Texas, keeping with its reputation for superlatives, tops Hall's list. Our insurance companies (22 of them to be exact) overshot the federal MLR threshold by $255 million. That's a solid $54 million more than Florida, the runner-up. In layman's terms, this means our insurers waste a shitload of money on bureaucracy.

Hall posits several possible reasons for Texas' front-runner status.

"Historically, in a lot of states including Texas there hasn't been aggressive rate regulation of insurers," Hall told Unfair Park. "The government has relied on the market to discipline how much their overhead is."

No surprise there.

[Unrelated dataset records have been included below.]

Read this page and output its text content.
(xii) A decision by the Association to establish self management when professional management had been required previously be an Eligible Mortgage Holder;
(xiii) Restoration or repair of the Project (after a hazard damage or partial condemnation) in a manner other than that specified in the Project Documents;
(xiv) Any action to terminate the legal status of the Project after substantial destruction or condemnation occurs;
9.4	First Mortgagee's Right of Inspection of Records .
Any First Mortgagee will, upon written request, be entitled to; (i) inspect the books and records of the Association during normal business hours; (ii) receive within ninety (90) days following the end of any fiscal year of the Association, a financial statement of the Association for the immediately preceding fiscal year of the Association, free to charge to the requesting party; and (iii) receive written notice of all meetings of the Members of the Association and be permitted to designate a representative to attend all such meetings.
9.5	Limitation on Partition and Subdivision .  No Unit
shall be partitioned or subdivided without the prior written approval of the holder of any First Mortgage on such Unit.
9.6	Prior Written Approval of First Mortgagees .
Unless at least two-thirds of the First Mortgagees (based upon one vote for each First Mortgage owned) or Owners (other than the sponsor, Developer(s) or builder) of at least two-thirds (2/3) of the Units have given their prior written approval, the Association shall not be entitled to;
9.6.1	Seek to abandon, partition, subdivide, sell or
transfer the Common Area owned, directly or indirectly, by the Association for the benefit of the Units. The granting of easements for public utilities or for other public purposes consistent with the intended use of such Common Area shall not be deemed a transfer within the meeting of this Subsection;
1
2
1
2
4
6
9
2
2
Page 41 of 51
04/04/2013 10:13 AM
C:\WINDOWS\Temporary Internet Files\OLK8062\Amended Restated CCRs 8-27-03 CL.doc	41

In addition, a relatively high proportion of Texans get their insurance on the individual market, which tends to have higher overhead because "you're selling retail instead of wholesale."

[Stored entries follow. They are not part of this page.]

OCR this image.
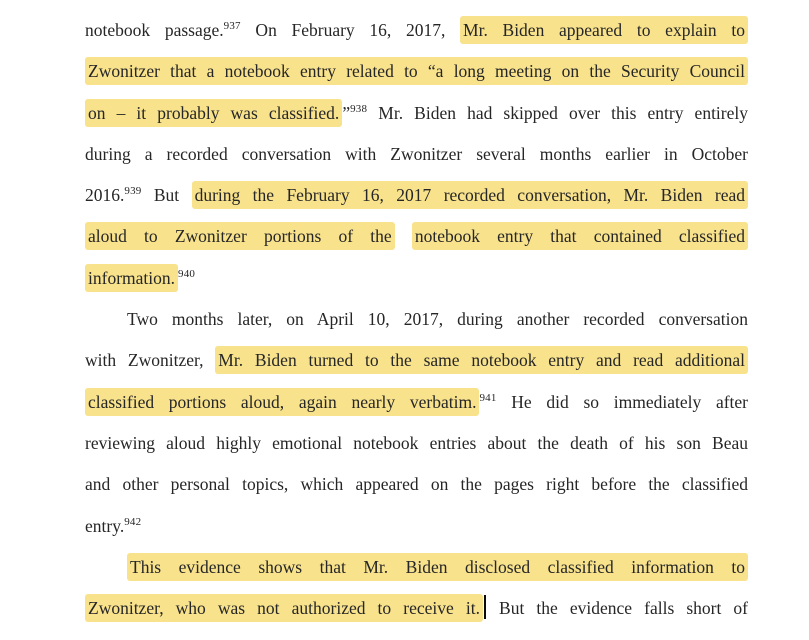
notebook passage.$^{937}$ On February 16, 2017, Mr. Biden appeared to explain to
Zwonitzer that a notebook entry related to “a long meeting on the Security Council
on – it probably was classified. ”$^{938}$ Mr. Biden had skipped over this entry entirely
during a recorded conversation with Zwonitzer several months earlier in October
2016.$^{939}$ But during the February 16, 2017 recorded conversation, Mr. Biden read
aloud to Zwonitzer portions of the notebook entry that contained classified
information. $^{940}$
Two months later, on April 10, 2017, during another recorded conversation
with Zwonitzer, Mr. Biden turned to the same notebook entry and read additional
classified portions aloud, again nearly verbatim. $^{941}$ He did so immediately after
reviewing aloud highly emotional notebook entries about the death of his son Beau
and other personal topics, which appeared on the pages right before the classified
entry.$^{942}$
This evidence shows that Mr. Biden disclosed classified information to
Zwonitzer, who was not authorized to receive it. But the evidence falls short of
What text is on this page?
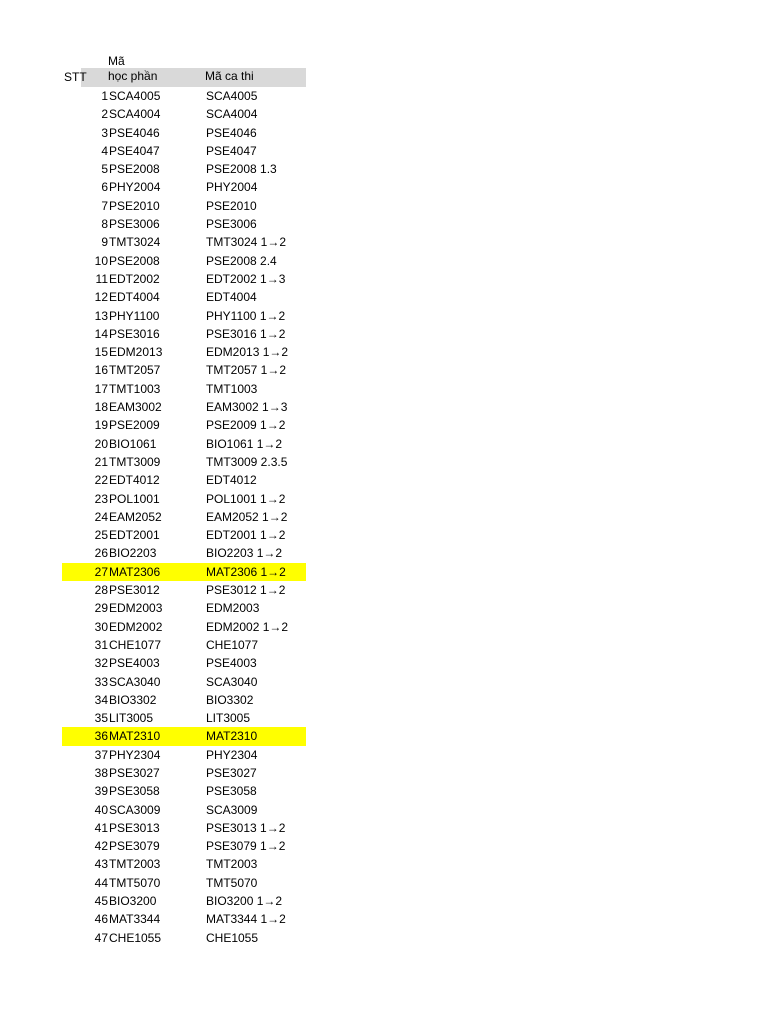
Mã
STT học phần	Mã ca thi
1 SCA4005	SCA4005
2 SCA4004	SCA4004
3 PSE4046	PSE4046
4 PSE4047	PSE4047
5 PSE2008	PSE2008 1.3
6 PHY2004	PHY2004
7 PSE2010	PSE2010
8 PSE3006	PSE3006
9 TMT3024	TMT3024 1→2
10 PSE2008	PSE2008 2.4
11 EDT2002	EDT2002 1→3
12 EDT4004	EDT4004
13 PHY1100	PHY1100 1→2
14 PSE3016	PSE3016 1→2
15 EDM2013	EDM2013 1→2
16 TMT2057	TMT2057 1→2
17 TMT1003	TMT1003
18 EAM3002	EAM3002 1→3
19 PSE2009	PSE2009 1→2
20 BIO1061	BIO1061 1→2
21 TMT3009	TMT3009 2.3.5
22 EDT4012	EDT4012
23 POL1001	POL1001 1→2
24 EAM2052	EAM2052 1→2
25 EDT2001	EDT2001 1→2
26 BIO2203	BIO2203 1→2
27 MAT2306	MAT2306 1→2
28 PSE3012	PSE3012 1→2
29 EDM2003	EDM2003
30 EDM2002	EDM2002 1→2
31 CHE1077	CHE1077
32 PSE4003	PSE4003
33 SCA3040	SCA3040
34 BIO3302	BIO3302
35 LIT3005	LIT3005
36 MAT2310	MAT2310
37 PHY2304	PHY2304
38 PSE3027	PSE3027
39 PSE3058	PSE3058
40 SCA3009	SCA3009
41 PSE3013	PSE3013 1→2
42 PSE3079	PSE3079 1→2
43 TMT2003	TMT2003
44 TMT5070	TMT5070
45 BIO3200	BIO3200 1→2
46 MAT3344	MAT3344 1→2
47 CHE1055	CHE1055
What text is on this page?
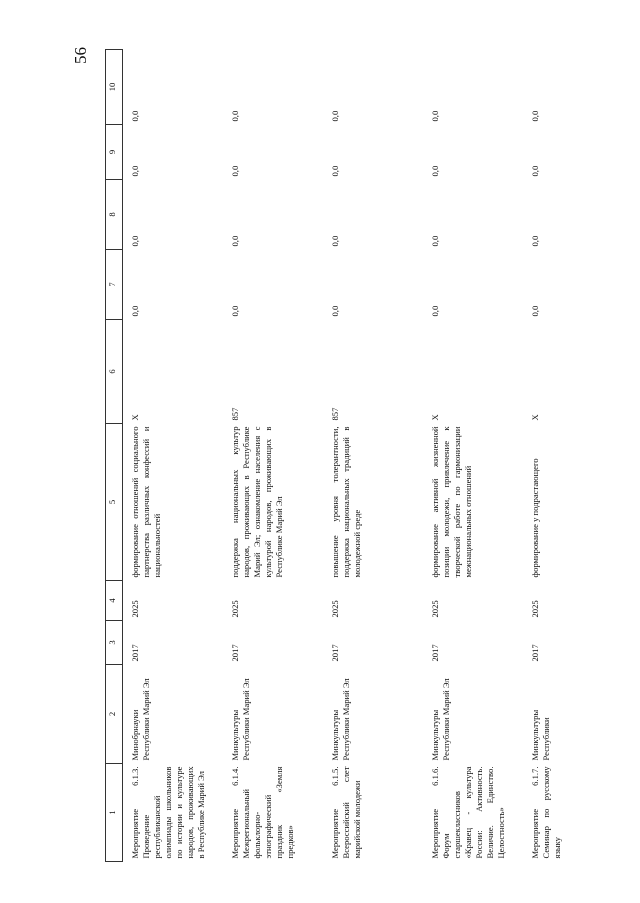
56
1	2	3	4	5	6	7	8	9	10

Мероприятие 6.1.3. Проведение республиканской олимпиады школьников по истории и культуре народов, проживающих в Республике Марий Эл	Минобрнауки Республики Марий Эл	2017	2025	формирование отношений социального партнерства различных конфессий и национальностей	X	0,0	0,0	0,0	0,0

Мероприятие 6.1.4. Межрегиональный фольклорно-этнографический праздник «Земля предков»	Минкультуры Республики Марий Эл	2017	2025	поддержка национальных культур народов, проживающих в Республике Марий Эл; ознакомление населения с культурой народов, проживающих в Республике Марий Эл	857	0,0	0,0	0,0	0,0

Мероприятие 6.1.5. Всероссийский слет марийской молодежи	Минкультуры Республики Марий Эл	2017	2025	повышение уровня толерантности, поддержка национальных традиций в молодежной среде	857	0,0	0,0	0,0	0,0

Мероприятие 6.1.6. Форум старшеклассников «Кравец - культура России: Активность. Величие. Единство. Целостность»	Минкультуры Республики Марий Эл	2017	2025	формирование активной жизненной позиции молодежи, привлечение к творческой работе по гармонизации межнациональных отношений	X	0,0	0,0	0,0	0,0

Мероприятие 6.1.7. Семинар по русскому языку	Минкультуры Республики	2017	2025	формирование у подрастающего	X	0,0	0,0	0,0	0,0
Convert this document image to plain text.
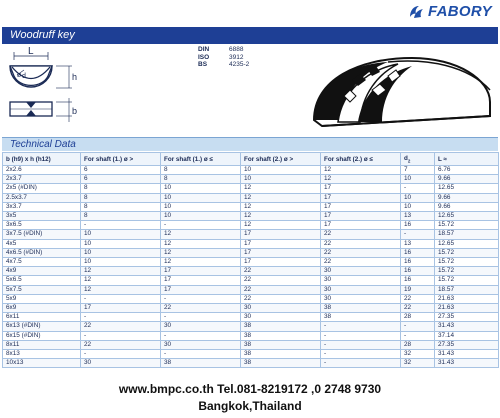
FABORY
Woodruff key
L
ø d	h
b
DIN	6888
ISO	3912
BS	4235-2
Technical Data
b (h9) x h (h12)	For shaft (1.) ø >	For shaft (1.) ø ≤	For shaft (2.) ø >	For shaft (2.) ø ≤	$d_2$	L ≈
2x2.6	6	8	10	12	7	6.76
2x3.7	6	8	10	12	10	9.66
2x5 (#DIN)	8	10	12	17	-	12.65
2.5x3.7	8	10	12	17	10	9.66
3x3.7	8	10	12	17	10	9.66
3x5	8	10	12	17	13	12.65
3x6.5	-	-	12	17	16	15.72
3x7.5 (#DIN)	10	12	17	22	-	18.57
4x5	10	12	17	22	13	12.65
4x6.5 (#DIN)	10	12	17	22	16	15.72
4x7.5	10	12	17	22	16	15.72
4x9	12	17	22	30	16	15.72
5x6.5	12	17	22	30	16	15.72
5x7.5	12	17	22	30	19	18.57
5x9	-	-	22	30	22	21.63
6x9	17	22	30	38	22	21.63
6x11	-	-	30	38	28	27.35
6x13 (#DIN)	22	30	38	-	-	31.43
6x15 (#DIN)	-	-	38	-	-	37.14
8x11	22	30	38	-	28	27.35
8x13	-	-	38	-	32	31.43
10x13	30	38	38	-	32	31.43
www.bmpc.co.th Tel.081-8219172 ,0 2748 9730
Bangkok,Thailand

Texas is also large, with a very crowded insurance market that, paradoxically, tends to drive administrative costs skyward as companies spend resources competing for business.

How have insurance companies gotten to be so glaringly inefficient? Don't they have a built-in incentive to reduce overhead and cut administrative costs?

They do, Hall said, but a company's profits are part of that 15- to 20-percent slice of premiums the government allows as overhead. And he isn't sure what the effect of the new regulations will be.

"You could see it going one of two ways -- and you'll probably see both things," Hall said. "One is to try to get their costs and profit margin down to make sure they don't have to pay any rebates."

That could leave money on the table, likely prompting some companies to absorb the rebate costs and maximize profits.

As for who gets that check and how much it will be, that depends.

"We don't really sort of fully know how they're going to work," Hall said. "A lot of those details haven't been worked out."